Restorative proctocolectomy with IPAA (e.g., “J-pouch”) is the ultimate goal for most UC patients requiring surgery, but pelvic surgery during pregnancy is typically avoided given bleeding risks arising from an engorged pelvic venous plexus and the gravid uterus which hinders visualization.7 Moreover, a staged approach to restorative proctocolectomy is typically employed in urgent and emergent settings or in the setting of potent immunosuppressives to minimize postoperative septic complications.
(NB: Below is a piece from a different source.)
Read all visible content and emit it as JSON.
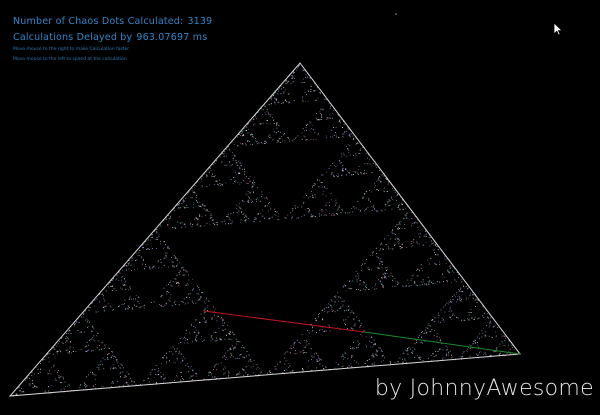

Considering the additional nuances associated with pregnancy, surgical options for the gravid UC patient include subtotal colectomy with end ileostomy, partial colectomy with colostomy and mucous fistula, loop ileostomy, and Turnbull colostomy with diverting ileostomy via laparoscopy or open approaches.

Turnbull first described combined diverting loop ileostomy and decompressive “blow hole” transverse colostomy in 1971 to treat severely ill UC patients with toxic megacolon8 which was later adapted for pregnant UC patients requiring colectomy.9 The “blow hole” colostomy decompresses the colon to avoid immediate resection, and loop ileostomy diversion allows colonic inflammation to gradually improve. Following fetal delivery and maternal convalescence, restorative proctocolectomy can later be completed with lower risk to mother and child under more favorable conditions.

Spartan studies guide optimal surgical management for pregnant UC patients requiring surgery. Wilson et al. reported 38 cases of UC requiring surgical intervention during pregnancy. Sixty percent of patients underwent surgery during the second trimester, and approximately 40 percent of patients had surgery in conjunction with cesarean section.3 Dozois and colleagues reported five pregnant women with fulminant UC who required surgery in the second trimester (3 of 5), first trimester (1 of 5) and third trimester (1 of 5).10 All patients underwent subtotal colectomy and end ileostomy with zero maternofetal mortality and the majority of patients underwent eventual IPAA. The authors proposed using the Turnbull procedure for severely ill and unstable pregnant patients while using subtotal colectomy with ileostomy for all others. Killeen and colleagues later published a systematic review of 56 pregnant UC patients requiring surgery, detailing an overall maternal mortality rate of 19 percent; however, the maternal mortality rate in patients after 1980 was nil.7 The authors noted a fetal mortality of 35 percent, and overall rates of preterm labor approached 50 percent, while all third trimester patients universally experienced preterm labor. While the fetus in the index case was viable at 29 weeks, the authors favored a staged approach utilizing the Turnbull procedure in hopes to minimize the risk of pre-term labor.


Ulcerative colitis exacerbations are commonly encountered during pregnancy and demand coordinated care between gastroenterologists, surgeons, and obstetricians for optimal maternofetal outcomes. Urgent surgery may rarely be required in gravid UC patients and the surgeon must conscientiously balance the immediate well-being of mother and child with a long term surgical strategy to produce a suitable functional gastrointestinal outcome for the mother. Staged surgical approaches, such as the Turnbull blowhole procedure, are helpful adjuncts for high risk UC patients requiring surgery under critical conditions. Elective IPAA procedures can be performed at a later date, when surgery is less perilous.

Lessons Learned

Timeliness of surgical interventions for ulcerative colitis coupled with prudent surgical decision minimizes maternofetal risk during pregnancy. Utilization of staged and temporizing surgeries assures the best long term outcomes for gravid mothers with UC and their fetuses.